Sometimes her brother struck her as uncanny. At such moments she was afraid for him. And this fear was usually connected with fear for others, not merely for this person or that but several, many, a great many. True, he had not killed anyone yet; he had been sent to jail only for “violence against objects”—though destructive and repeated violence. Yet it was her fear, gaining strength with the years of his incarceration, that in the meantime he had set his heart on killing, or at least striking, massively.

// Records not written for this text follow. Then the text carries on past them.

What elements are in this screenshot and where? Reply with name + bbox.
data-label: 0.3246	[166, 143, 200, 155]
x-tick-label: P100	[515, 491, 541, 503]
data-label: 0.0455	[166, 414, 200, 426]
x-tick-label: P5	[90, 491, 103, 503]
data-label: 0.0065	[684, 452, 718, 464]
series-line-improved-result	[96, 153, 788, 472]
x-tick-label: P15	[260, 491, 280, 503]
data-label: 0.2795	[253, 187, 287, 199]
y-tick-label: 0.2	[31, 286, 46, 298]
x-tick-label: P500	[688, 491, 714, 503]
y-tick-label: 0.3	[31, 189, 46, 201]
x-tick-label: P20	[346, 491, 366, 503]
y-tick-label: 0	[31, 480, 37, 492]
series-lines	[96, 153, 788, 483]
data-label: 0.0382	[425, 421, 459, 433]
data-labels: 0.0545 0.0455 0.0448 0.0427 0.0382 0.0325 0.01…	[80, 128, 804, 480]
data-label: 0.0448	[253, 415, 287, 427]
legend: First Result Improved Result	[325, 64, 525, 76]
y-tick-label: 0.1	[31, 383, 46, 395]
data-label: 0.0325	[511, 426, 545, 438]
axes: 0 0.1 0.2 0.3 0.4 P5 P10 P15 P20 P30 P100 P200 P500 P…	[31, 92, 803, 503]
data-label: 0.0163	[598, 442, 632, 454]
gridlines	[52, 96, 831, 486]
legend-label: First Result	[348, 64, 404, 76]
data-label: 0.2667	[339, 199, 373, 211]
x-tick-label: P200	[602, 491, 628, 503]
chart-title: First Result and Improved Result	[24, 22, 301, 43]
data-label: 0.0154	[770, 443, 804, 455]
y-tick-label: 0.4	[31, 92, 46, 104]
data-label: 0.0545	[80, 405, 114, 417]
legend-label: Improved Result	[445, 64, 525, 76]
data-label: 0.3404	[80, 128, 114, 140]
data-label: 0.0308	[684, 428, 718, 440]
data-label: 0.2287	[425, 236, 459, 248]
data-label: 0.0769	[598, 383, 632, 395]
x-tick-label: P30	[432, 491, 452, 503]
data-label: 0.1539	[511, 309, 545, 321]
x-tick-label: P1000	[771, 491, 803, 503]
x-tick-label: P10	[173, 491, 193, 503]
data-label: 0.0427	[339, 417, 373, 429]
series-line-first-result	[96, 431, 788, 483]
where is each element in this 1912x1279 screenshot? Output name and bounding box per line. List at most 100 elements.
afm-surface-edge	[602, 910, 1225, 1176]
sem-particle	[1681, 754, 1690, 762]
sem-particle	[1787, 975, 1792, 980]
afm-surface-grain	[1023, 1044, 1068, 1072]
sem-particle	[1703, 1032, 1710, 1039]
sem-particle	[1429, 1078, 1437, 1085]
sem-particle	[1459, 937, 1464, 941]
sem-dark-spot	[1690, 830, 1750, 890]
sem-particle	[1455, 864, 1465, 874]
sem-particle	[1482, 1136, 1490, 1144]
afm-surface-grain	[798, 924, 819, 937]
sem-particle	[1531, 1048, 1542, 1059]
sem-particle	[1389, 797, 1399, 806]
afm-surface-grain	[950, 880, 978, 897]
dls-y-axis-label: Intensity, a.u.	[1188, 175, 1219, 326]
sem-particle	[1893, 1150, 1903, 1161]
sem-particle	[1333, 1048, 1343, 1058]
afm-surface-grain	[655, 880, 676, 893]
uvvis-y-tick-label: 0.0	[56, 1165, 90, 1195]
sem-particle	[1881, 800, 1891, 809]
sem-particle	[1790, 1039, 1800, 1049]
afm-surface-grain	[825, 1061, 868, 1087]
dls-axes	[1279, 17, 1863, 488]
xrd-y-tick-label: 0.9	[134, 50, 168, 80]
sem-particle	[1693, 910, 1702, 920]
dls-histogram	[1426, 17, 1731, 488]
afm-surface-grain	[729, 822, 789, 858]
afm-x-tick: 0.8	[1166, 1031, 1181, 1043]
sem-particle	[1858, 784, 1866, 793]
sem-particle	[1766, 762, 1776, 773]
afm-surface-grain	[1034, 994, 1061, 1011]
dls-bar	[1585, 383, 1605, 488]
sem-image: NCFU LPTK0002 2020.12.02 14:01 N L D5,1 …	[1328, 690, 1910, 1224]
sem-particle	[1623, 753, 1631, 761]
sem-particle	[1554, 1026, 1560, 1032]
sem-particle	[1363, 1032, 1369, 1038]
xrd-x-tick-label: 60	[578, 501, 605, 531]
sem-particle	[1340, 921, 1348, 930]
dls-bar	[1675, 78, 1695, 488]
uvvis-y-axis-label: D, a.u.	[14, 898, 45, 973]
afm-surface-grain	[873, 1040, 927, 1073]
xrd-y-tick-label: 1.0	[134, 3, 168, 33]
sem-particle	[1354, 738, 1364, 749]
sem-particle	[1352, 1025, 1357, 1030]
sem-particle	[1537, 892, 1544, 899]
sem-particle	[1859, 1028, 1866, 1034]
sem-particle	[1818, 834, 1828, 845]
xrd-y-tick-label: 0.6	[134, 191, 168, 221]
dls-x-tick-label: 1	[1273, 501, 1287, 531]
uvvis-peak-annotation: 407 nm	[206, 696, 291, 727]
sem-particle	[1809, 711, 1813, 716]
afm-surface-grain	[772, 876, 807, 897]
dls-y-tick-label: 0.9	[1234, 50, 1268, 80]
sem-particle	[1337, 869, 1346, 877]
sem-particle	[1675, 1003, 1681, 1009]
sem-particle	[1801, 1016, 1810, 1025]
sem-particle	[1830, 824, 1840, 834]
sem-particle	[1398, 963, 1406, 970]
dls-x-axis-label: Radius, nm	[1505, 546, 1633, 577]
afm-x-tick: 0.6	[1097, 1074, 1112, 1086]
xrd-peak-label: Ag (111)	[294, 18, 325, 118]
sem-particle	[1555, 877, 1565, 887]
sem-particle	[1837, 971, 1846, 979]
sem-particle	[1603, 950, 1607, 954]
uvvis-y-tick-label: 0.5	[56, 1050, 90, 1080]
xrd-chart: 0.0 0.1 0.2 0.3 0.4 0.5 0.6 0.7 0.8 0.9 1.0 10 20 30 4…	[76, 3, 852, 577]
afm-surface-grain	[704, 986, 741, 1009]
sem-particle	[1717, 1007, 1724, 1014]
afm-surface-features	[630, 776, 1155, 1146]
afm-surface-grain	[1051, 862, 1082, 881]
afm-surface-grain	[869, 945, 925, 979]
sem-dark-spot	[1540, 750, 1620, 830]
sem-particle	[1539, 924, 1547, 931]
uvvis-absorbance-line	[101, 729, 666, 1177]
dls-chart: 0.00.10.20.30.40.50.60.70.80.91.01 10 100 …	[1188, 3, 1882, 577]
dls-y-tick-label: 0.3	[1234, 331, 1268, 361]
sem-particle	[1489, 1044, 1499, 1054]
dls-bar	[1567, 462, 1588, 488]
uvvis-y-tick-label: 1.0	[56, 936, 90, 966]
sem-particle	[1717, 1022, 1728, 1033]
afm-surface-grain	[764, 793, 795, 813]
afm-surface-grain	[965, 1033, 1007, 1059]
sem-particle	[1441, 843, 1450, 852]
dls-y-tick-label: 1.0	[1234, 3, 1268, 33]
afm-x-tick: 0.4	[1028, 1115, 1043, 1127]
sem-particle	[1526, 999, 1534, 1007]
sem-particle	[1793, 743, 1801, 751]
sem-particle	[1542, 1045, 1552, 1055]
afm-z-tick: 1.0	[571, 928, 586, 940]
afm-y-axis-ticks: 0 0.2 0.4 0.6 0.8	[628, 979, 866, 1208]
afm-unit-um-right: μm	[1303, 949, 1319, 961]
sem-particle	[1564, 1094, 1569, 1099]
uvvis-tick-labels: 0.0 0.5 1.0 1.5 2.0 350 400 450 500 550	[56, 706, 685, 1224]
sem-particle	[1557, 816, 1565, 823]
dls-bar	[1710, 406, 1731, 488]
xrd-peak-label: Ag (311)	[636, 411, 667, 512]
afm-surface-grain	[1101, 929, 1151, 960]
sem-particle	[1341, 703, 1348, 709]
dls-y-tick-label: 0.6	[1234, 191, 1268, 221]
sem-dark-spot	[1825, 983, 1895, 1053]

Yet as a child, and also for a long time afterward, he had been completely incapable of hurting anyone; he simply could not defend himself or hit back; and even in the penitentiary, where he was stronger than most, on several occasions when he got into a scuffle, he let himself be beaten up without resisting—at most he cried out, in helplessness and rage, rage directed more at himself for having no talent for violence against people, against his own kind, for being absolutely incapable of violating the taboo zone—the other's stomach, chest, face; for not even being able to bring himself to trip the other man up or grab him by the nose or ear or put him in a headlock.
Fear for her brother: for in the end he had taken to signing his letters to her with an expression that had been popular long ago, used to brand history's notorious evildoers: “an enemy of mankind.” And since the contents of these letters seemed to fit this expression more and more—though in a sort of code; the two of them had had a secret language since childhood—his sister finally could not help believing it, not completely,
but almost: yes, her brother, the one with the litany of apple varieties, the one who had sat next to her for years in the dark of night, had really and truly become an enemy of mankind. And he would not be satisfied to leave it at that colorful epithet. Yes, wasn't her brother aware that, at the time of this book, fighting against anything or for anything was no longer possible? And that if he died in such a fight, his death would move no one—except her: as a man without parents, he was no victim, was a desperado from the outset; the death of a man without parents held no significance and did not count.